Gouvernance - Pour Köhler, Berlin aurait dû plus écouter Paris

lundi 13 juillet 2009 20h03
 

PARIS, 13 juillet (Reuters) - Le président allemand Horst Köhler a plaidé lundi pour plus de coordination économique en Europe, lors d'un entretien avec Nicolas Sarkozy, a-t-on appris auprès de la présidence de la République française.

Horst Köhler, dont le rôle est principalement honorifique, est à Paris pour assister, à la droite du président français, au défilé militaire du 14 juillet sur les Champs Elysées.

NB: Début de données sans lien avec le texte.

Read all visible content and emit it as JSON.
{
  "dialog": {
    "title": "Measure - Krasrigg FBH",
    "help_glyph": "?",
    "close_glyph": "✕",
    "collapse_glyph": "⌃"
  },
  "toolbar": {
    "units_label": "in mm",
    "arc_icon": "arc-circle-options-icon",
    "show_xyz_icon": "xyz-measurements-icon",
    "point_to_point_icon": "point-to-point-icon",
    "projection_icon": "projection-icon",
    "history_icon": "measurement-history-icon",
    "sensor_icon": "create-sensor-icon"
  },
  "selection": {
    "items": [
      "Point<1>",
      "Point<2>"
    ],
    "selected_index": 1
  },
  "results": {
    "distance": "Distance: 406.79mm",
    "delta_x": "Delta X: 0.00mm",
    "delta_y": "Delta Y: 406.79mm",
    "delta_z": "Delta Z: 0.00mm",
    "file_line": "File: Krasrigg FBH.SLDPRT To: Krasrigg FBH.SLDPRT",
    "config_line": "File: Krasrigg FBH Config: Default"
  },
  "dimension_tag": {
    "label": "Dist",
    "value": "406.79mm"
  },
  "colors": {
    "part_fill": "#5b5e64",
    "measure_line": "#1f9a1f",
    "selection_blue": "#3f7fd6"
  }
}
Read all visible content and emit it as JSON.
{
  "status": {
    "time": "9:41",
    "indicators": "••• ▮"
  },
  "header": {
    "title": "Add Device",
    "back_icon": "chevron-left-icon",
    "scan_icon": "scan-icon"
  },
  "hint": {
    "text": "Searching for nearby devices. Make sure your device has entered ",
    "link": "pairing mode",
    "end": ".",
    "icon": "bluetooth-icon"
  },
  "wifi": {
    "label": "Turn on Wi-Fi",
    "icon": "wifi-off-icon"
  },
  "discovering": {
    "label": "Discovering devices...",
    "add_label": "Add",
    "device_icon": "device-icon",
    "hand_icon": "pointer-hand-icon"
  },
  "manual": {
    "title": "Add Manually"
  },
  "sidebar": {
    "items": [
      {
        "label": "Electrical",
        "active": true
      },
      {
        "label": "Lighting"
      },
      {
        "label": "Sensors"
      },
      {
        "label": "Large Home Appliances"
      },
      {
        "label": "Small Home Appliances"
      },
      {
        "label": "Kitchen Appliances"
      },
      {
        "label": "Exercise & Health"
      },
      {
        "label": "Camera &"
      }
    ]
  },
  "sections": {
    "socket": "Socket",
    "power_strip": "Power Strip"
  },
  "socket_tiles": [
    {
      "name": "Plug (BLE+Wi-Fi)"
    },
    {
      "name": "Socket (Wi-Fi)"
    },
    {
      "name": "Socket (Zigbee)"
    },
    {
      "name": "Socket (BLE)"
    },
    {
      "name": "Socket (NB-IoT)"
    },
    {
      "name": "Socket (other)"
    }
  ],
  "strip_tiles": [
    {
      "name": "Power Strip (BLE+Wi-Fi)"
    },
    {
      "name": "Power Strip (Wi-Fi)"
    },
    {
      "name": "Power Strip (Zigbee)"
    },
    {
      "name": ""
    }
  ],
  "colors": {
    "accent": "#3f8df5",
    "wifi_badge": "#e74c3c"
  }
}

Celui-ci coïncide cette année avec le 20e anniversaire de la création de la brigade franco-allemande. Y participeront des soldats allemands appartenant à des unités de la brigade qui vont s'installer en France.

Selon l'entourage de Nicolas Sarkozy, l'entretien a surtout porté sur les dossiers économiques et l'Europe.

Membre de la CDU comme la chancelière Angela Merkel, ancien négociateur du volet économique et monétaire du traité européen de Maastricht et ex-patron du Fonds monétaire international et de la Banque européenne de développement, Horst Köhler a dit partager l'avis du président français sur la nécessité d'une plus grande coordination économique, a-t-on précisé de même source.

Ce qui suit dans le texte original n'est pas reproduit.